Stages of Greif

As I sit here, fingers trembling against the keys, trying to articulate the whirlwind of emotions raging within me, I find myself lost in a labyrinth of regret, sorrow, and self-reflection. It's been two days since he walked away technically but I guess I lost him when he cried on her shoulder in Feb 2023, he's finally back to her, his ex, the one he never truly let go of. And as much as I try to convince myself otherwise, the truth is a heavy burden to bear.

I can't help but replay every moment, every mistake, every lie that led us to this inevitable end. I deceived him, time and again, hiding parts of myself and engaging in behaviors that shattered his trust in me. Each breach of faith was like a crack in the foundation of our relationship, weakening it until it crumbled beneath the weight of my deceit.

But it wasn't just my transgressions that contributed to our downfall. His reactions, fueled by anger and hurt, cut me to the core. The venomous words he spat in moments of vindication still haunt me, leaving gaping wounds. And yet, amidst the pain, there was a rawness, a passion in his defense of her, that I could never compete with. In our final moments together, he laid bare his feelings, his contempt. He made it clear that I could never measure up to her, that I lacked the stature to even speak her name. And though his words pierced me like a thousand daggers, they also served as a cruel reminder of my place in his heart. But nothing and I mean nothing compares to the way he tore me down whenever his ex was mentioned. The venom in his voice, the hatred in his eyes- phew.. I don't know if I can get down that rabbit hole.

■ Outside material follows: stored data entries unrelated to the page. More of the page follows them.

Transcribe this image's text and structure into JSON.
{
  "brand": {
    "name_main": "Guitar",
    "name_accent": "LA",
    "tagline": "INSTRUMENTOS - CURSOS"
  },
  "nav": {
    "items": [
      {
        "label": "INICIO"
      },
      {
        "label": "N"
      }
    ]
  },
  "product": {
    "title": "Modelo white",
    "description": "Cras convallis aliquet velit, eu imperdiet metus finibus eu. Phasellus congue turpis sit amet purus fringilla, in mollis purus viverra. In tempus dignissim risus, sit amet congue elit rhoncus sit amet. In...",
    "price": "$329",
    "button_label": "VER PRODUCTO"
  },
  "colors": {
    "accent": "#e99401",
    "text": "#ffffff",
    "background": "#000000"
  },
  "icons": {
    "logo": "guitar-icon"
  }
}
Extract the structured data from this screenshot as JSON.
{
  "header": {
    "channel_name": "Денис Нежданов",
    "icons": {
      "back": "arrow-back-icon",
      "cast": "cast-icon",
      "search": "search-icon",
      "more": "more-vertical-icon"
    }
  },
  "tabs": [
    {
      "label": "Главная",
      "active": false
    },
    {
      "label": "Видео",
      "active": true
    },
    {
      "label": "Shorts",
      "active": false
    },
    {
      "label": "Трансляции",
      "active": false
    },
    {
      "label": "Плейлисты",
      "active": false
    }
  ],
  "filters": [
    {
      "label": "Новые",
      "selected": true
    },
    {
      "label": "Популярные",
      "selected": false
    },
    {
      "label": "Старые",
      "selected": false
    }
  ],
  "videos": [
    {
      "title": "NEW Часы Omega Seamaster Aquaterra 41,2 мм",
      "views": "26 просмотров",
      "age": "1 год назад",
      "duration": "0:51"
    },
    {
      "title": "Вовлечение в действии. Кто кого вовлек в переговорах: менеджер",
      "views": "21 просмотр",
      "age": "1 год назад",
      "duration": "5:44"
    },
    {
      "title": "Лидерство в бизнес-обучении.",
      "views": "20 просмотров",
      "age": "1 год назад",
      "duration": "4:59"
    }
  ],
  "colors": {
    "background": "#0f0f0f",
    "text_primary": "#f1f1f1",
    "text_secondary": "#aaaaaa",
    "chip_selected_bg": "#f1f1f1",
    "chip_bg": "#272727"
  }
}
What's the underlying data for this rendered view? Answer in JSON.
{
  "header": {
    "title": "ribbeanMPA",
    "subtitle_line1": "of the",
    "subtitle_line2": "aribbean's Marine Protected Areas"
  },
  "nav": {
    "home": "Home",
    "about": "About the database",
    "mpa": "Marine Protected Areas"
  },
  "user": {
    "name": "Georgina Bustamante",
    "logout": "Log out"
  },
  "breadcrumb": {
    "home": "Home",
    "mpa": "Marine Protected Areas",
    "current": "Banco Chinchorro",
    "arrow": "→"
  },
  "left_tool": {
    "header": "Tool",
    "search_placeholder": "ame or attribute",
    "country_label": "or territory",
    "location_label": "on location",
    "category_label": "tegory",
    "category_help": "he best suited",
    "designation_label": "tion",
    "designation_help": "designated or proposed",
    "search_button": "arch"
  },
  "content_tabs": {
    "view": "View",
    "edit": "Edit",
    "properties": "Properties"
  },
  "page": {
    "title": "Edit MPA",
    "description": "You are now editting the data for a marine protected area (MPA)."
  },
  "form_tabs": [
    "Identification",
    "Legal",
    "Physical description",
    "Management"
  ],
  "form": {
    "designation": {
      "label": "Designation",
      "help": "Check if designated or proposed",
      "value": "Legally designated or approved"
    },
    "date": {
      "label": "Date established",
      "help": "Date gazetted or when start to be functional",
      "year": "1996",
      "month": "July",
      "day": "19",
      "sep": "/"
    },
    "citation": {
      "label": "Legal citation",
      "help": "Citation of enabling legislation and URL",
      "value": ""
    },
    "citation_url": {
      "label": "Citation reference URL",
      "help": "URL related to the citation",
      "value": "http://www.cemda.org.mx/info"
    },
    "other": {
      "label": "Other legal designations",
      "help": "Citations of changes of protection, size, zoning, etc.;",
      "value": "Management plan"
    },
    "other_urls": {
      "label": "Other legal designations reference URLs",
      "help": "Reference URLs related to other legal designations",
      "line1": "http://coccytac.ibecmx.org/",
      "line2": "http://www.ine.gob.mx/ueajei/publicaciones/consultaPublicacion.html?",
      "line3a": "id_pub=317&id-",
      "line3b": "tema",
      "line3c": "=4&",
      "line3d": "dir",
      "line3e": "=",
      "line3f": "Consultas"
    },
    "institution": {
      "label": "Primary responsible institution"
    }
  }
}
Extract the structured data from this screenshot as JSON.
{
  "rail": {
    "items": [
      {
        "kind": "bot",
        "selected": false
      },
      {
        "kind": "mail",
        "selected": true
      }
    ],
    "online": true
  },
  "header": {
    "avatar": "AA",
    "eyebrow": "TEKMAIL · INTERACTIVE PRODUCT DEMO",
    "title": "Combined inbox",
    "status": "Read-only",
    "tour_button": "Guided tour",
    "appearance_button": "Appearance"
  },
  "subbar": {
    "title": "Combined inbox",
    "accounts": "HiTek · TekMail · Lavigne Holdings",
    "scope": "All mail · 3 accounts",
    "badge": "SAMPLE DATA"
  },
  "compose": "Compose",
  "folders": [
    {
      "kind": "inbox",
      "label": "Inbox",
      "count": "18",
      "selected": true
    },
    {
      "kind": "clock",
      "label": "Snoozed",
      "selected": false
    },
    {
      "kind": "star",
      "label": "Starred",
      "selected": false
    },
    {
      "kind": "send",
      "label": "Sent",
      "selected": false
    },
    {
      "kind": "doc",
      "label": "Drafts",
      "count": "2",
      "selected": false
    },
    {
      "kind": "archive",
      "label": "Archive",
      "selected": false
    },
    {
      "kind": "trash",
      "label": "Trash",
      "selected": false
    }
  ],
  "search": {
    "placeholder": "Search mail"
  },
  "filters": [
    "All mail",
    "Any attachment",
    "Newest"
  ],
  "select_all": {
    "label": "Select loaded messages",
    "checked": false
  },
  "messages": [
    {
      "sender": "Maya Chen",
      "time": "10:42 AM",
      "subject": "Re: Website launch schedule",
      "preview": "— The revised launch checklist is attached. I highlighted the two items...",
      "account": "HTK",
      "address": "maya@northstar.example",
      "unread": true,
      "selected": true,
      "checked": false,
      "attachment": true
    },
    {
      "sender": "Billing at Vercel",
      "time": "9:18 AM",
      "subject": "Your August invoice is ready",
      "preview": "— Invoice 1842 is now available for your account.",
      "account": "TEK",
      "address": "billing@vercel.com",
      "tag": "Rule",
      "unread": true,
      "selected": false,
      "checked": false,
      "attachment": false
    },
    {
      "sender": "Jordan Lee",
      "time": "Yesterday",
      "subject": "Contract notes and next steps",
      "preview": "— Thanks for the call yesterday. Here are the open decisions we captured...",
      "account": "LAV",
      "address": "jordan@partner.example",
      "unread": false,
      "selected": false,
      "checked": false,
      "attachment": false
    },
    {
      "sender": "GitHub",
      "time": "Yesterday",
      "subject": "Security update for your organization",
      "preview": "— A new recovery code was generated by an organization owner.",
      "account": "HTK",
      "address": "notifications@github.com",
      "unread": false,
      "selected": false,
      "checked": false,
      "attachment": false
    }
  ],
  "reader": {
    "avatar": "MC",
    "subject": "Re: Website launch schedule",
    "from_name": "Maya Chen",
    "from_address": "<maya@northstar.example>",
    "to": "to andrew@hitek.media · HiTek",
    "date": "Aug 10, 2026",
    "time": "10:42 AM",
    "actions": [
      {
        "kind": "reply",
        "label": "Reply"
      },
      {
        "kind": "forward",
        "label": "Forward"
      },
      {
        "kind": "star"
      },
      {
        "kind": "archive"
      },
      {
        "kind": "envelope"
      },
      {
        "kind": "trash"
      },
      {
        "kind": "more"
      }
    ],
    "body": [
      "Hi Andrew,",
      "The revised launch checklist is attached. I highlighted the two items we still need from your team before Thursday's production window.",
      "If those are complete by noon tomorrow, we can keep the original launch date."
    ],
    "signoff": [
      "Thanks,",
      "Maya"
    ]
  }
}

In the end, he chose her over me. And as much as it pains me to admit it, I understand why. Their connection was undeniable, a fierce passion that burned brighter than anything I could offer. He found solace in her arms, happiness in her embrace, something that we didn't have for 4 years out of 5 of being together. And I... I was left with nothing but shattered dreams, hearts, and broken promises. I try to find solace in the thought that they were meant to be together, that the intensity of his love for her is something I could never replicate. Perhaps, in her arms, he finds the happiness that always eluded us. I mean, there is less of perhaps and more of the very words,' With her there is no fighting unlike us, where every phone call is a fight'. And so, I am left to pick up the pieces of my shattered heart, to walk a path of healing while he embarks on the journey he always longed for—a life with her, a family of their own, perhaps even a son named Shamsher. There is such a struggle in me between the person who did him wrong and the pain that is festering in me for him to have a readily available happy and loving relationship while I struggle to maintain my sanity, my emotions, and my breathing. The only thing how the other side wins is by telling myself that they were meant to be together, that his love for her is irreplaceable. And maybe, just maybe, he's finally found the happiness he deserves after losing in love.

But as I navigate this lonely road, I can't help but wonder if I'll ever find someone who looks at me with the same fervor, who sees in me what he saw in her, who would fight for me, protects me with the same fervor, maybe that would come when I am honest too, when I am an angel to someone too. Until then, I'll carry the weight of my mistakes, the echoes of his words, and the bittersweet memories of a love that was never meant to last. But perhaps, in time, I'll find the strength to heal. And maybe one day, I'll look back on this chapter of my life with a sense of gratitude, knowing that it led me to where I was always meant to be.